The age distribution of donors by province of death also reveals some interesting patterns (Figure 3). Donors from Ontario and Quebec tend to be older on average as well as in the extremes, where donors may be 80 or older. In contrast, donors in both the Atlantic provinces and British Columbia are somewhat younger, generally not much older than 70 years of age. British Columbia is also unique among the provinces in that its distribution is virtually symmetrical, since the mean and median are equal and the length of the upper and lower tails are virtually the same.

In Figure 4, the age distributions are categorized by number of organs retrieved from each donor. On average, those who are younger in age are more likely to have more organs retrieved. The upper age range for those with three or four organs retrieved is also less than 75 years, considerably lower than those who have only one or two organs retrieved. As indicated by the width of the boxplots, two or three organs are most often retrieved, followed by one and four.
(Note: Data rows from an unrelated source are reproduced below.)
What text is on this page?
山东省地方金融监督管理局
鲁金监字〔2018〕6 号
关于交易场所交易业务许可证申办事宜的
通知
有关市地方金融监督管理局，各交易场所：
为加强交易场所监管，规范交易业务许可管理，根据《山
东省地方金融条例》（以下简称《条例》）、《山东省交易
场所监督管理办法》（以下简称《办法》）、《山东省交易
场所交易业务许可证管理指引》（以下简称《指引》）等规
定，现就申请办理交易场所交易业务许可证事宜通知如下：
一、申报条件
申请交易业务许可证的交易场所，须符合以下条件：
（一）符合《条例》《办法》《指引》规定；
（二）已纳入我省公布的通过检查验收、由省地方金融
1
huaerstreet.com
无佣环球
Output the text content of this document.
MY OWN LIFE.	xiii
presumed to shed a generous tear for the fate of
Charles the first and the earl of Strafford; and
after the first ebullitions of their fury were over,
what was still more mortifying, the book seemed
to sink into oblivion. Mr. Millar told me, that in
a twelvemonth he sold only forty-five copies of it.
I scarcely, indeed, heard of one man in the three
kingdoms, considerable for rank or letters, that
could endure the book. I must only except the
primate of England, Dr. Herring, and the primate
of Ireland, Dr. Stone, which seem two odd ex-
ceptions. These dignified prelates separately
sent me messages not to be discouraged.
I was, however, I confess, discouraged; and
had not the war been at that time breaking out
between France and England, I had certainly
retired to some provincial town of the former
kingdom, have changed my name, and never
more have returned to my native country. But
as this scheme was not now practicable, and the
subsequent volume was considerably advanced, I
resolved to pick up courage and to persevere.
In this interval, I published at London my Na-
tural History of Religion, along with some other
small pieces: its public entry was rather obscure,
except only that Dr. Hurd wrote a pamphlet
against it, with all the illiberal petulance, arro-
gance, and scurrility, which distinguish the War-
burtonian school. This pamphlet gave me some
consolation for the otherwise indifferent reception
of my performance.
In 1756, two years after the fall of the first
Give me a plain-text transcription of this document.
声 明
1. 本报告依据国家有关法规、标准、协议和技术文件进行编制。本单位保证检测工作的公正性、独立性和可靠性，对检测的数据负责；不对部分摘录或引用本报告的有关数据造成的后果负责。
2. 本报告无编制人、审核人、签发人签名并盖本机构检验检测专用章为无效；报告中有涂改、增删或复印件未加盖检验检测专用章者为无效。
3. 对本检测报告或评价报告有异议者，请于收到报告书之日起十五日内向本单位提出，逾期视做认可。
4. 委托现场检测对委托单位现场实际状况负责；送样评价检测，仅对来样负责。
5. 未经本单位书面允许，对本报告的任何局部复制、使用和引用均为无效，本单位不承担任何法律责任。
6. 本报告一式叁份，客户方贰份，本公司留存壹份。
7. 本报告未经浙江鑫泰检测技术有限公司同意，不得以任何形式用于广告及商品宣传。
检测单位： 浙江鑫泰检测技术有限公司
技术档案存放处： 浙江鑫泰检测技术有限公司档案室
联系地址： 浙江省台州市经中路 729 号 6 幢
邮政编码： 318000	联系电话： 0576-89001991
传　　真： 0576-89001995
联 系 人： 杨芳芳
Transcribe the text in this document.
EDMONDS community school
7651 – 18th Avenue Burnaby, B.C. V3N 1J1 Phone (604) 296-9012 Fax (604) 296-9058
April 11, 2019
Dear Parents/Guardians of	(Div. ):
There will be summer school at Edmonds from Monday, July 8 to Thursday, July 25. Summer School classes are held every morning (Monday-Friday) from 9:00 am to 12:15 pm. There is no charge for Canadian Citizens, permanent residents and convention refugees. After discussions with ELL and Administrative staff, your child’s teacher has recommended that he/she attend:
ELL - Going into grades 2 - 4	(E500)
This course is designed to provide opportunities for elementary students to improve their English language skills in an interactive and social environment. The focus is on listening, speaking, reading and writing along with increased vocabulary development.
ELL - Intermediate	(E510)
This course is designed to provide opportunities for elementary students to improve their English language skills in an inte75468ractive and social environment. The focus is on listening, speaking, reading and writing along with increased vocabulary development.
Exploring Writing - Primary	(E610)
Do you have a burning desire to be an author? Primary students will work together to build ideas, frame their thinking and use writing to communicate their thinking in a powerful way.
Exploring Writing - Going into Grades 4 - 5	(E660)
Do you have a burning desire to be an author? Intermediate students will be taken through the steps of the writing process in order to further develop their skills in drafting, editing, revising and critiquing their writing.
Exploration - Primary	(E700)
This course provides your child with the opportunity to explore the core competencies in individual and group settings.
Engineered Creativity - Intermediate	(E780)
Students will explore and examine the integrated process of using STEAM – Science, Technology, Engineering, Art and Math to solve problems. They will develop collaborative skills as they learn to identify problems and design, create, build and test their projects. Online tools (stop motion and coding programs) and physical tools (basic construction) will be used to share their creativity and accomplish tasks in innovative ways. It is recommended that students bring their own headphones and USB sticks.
In addition to retrieval, it is also possible to calculate the proportion of transplants based on organs retrieved. Figure 5 displays age differences among donors in cases where either all or some retrieved organs were transplanted. Overall, there appears to be little difference between the groups; both the means and inter-quartile ranges are almost identical. Although the median age is slightly higher and the upper range is somewhat lower, these differences likely reflect the smaller size of this group. In the vast majority of cases, all retrieved organs are used, so this group will tend to have more atypical cases, thereby increasing the upper end of the age range.